About the Trainer

About the Trainer

About the Trainer

Cherie began training dogs back in 1989, after her dog, Amanda took off after another dog and she watched her get hit by a car. It became clear that she needed to seek training for herself and her beloved companion that she nearly lost. While attending dog school in a prominent Sacramento facility she quickly excelled with her on leash skills. She became a demo dog and an assistant instructor at the dog training school going to all the classes. Everyone thought she and her dog were quite the team. However, back in 1989, the primary method of dog training was the old "yank and crank". We put a collar on the dog, corrected for being wrong, and gave praise when they did it right. That was super, and no doubt on leash they were quite the team. But the instructor and Cherie had a bit of a secret, and that was that no matter what techniques they used to get off leash, Amanda would take off every time. On leash her skills were impressive, but off leash was not an option for them.

Graduate School

After three years with this company, Cherie had to take a break to pursue graduate studies, but as soon as the Boards were over (nearly 4 years later) Cherie was back on the dog training field. The change-up in philosophy was astounding. Suddenly we were talking about clickers and dolphins and how Sea World trained dolphins and whales without choke collars and equipment. Instead they used a marker based system and focused on benevolent leadership, not dominance based theories. Cherie quickly started over in this new program (without any equipment but with an ever-growing understanding of promoting what was important to Amanda and having her earn things, not expect them as a matter of right). They quickly began assisting other students as well as they were working on their own training issues. Within 4 months, she was able to take Amanda off lead after 7.5 years of Amanda taking off every time she was let off lead.
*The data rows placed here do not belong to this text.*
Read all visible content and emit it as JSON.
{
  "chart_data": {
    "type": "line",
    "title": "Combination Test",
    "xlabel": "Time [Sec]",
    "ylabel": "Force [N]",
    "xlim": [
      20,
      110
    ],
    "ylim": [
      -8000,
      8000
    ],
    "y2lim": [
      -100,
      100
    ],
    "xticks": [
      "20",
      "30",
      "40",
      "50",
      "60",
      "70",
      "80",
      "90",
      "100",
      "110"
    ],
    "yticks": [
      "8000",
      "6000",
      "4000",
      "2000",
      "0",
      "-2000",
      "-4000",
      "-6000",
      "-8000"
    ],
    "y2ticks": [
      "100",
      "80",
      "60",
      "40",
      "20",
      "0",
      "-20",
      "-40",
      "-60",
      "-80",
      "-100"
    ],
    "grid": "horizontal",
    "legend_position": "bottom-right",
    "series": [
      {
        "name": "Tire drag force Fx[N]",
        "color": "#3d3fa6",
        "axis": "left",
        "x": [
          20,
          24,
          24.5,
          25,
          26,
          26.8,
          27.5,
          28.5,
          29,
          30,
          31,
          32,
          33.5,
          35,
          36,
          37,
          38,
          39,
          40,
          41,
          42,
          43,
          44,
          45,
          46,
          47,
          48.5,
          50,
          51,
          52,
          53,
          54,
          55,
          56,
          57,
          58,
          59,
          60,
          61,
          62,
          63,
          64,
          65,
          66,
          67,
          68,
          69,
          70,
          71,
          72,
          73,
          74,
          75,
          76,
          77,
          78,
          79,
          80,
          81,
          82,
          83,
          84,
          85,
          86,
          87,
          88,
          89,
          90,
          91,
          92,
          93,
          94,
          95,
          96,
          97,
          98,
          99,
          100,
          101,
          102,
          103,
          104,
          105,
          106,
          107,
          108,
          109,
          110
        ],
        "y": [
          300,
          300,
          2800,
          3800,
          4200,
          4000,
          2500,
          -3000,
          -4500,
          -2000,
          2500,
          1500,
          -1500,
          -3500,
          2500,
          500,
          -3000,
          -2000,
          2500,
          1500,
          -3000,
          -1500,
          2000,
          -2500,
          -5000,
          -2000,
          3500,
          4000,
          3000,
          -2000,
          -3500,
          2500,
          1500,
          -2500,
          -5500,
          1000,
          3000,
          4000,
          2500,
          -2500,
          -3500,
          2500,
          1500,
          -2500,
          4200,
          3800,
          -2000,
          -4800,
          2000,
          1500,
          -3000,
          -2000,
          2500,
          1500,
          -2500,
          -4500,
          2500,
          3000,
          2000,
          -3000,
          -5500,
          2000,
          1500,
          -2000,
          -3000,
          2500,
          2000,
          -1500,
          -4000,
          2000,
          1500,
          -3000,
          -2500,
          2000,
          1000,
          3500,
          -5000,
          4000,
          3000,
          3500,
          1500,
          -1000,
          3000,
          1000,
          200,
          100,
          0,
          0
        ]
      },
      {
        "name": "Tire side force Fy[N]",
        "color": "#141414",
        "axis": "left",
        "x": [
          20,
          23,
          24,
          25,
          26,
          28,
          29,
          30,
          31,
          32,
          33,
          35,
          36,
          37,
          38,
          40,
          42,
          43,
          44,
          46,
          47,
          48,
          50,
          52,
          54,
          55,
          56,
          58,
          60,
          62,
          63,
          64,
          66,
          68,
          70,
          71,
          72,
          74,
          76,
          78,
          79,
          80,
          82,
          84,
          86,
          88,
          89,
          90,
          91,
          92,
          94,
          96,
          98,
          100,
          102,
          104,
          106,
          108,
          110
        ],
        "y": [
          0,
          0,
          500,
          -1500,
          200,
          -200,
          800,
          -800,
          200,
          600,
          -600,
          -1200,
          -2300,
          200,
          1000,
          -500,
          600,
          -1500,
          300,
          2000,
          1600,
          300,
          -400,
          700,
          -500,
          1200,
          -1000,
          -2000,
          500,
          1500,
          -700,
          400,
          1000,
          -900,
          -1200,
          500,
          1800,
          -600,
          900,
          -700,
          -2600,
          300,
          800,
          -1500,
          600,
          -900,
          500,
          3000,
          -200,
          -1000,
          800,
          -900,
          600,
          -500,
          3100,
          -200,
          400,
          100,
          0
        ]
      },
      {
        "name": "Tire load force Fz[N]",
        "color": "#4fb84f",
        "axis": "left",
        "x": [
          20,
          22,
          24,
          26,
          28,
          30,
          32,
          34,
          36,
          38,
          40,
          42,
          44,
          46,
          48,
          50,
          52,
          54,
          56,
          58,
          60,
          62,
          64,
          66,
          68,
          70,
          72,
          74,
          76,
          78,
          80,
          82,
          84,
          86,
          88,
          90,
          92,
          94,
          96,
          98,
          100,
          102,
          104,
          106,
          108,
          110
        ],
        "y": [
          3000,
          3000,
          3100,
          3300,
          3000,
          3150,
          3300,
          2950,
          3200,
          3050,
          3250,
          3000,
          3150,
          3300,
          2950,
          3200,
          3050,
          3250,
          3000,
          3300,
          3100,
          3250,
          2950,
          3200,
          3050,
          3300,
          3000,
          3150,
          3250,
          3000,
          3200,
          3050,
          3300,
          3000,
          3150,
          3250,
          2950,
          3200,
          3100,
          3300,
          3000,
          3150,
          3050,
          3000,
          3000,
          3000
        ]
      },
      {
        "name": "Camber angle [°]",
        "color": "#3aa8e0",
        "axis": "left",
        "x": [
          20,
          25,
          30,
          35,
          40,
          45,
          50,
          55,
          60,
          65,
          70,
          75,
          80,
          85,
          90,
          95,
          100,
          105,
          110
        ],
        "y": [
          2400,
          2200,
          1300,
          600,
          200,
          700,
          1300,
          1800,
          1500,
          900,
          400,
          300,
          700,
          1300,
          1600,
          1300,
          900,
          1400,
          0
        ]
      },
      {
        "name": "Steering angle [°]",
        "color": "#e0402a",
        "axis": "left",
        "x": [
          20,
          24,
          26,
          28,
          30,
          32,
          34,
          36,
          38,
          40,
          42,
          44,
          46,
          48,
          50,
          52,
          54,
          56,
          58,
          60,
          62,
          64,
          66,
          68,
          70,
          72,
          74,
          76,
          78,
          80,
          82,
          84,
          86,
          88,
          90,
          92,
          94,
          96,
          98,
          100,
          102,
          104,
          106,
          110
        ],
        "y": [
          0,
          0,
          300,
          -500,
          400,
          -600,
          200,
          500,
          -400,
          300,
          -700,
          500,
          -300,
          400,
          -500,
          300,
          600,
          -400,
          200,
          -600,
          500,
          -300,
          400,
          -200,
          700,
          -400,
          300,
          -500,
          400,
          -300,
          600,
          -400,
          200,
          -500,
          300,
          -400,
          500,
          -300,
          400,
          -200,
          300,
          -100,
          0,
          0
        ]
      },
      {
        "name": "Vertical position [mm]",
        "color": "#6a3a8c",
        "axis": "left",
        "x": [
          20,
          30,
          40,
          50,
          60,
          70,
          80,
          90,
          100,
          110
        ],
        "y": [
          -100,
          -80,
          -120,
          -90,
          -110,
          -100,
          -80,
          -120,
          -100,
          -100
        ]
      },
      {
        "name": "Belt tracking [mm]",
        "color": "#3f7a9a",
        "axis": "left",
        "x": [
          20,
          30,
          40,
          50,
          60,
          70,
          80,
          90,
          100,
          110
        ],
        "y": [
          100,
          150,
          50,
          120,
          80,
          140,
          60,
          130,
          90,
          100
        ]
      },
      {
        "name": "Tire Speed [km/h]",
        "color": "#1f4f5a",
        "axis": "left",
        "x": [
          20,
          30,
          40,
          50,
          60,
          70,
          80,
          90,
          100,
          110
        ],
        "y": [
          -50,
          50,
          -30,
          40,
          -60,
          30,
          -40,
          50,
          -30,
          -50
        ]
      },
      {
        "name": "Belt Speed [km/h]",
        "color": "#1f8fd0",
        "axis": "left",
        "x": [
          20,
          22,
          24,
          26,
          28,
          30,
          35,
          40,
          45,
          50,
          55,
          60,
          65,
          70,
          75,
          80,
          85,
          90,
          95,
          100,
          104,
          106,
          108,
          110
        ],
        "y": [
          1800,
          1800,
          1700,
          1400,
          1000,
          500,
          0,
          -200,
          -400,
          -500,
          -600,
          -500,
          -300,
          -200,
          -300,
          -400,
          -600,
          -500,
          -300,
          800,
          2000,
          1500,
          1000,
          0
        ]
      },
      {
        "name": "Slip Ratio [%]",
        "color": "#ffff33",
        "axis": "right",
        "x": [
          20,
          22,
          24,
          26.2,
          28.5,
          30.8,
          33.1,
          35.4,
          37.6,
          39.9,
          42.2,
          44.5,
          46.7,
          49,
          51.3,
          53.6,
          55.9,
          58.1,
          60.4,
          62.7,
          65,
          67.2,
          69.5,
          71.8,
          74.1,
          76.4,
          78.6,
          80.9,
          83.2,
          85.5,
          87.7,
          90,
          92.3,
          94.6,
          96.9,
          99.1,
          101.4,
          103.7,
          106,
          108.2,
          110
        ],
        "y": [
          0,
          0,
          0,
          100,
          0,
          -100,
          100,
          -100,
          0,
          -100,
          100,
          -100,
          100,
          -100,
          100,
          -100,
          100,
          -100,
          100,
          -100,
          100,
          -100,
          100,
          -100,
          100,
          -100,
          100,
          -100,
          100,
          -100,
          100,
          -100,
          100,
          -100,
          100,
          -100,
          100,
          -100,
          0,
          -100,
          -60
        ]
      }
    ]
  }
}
What a huge difference in their life. What Cherie learned is that Amada respected the equipment, but before she had not respected Cherie.

A Change in Philosophy

This led to a philosophical shift in training methodology for Cherie. While equipment can work, it can also mask problems that are best solved through smarter training methods. In 1997, she got her first well bred German Shepherd from working lines (from Jim and Julie Barnes of Wenatchee German Shepherds) and began her career in Search and Rescue. She continues to work detection dogs today. She also began competing in the sport of IPO (formerly Schutzhund). Within 18 months of starting in the sport, she and her dog had earned a Schutzhund 3 with a qualifying score for Nationals (quite an accomplishment in a pretty fast time frame!!). Since then she has titled 7 other dogs in the sport, some with only a BH, but 3 dogs to a Schutzhund 3 and one dog to a Schutzhund 2. She is currently training her next generation of competition dogs.

In her journey through that sport she encountered the old school culture of a lot of use of equipment and trained with people were extremely versed in those methods. She initially fell into that habit as that was what everyone else did. However, through time, she still remembers the lessons that Amanda taught her. She recognizes the time and place for the use of equipment and she has sought skills to master the use of all equipment in a thoughtful manner. However, she first looks at what she can do to motivate in a positive manner to get the desired results. To the degree possible and to the degree the owner is willing to put in the time, we use equipment as a last resort, since most of us want our dogs to listen to us whether we have equipment on or not, doesn't it make sense to train without it from the beginning? There can be a time and place for thoughtful use of equipment, but it should be just that, a thoughtful use, not a habitual automatic response.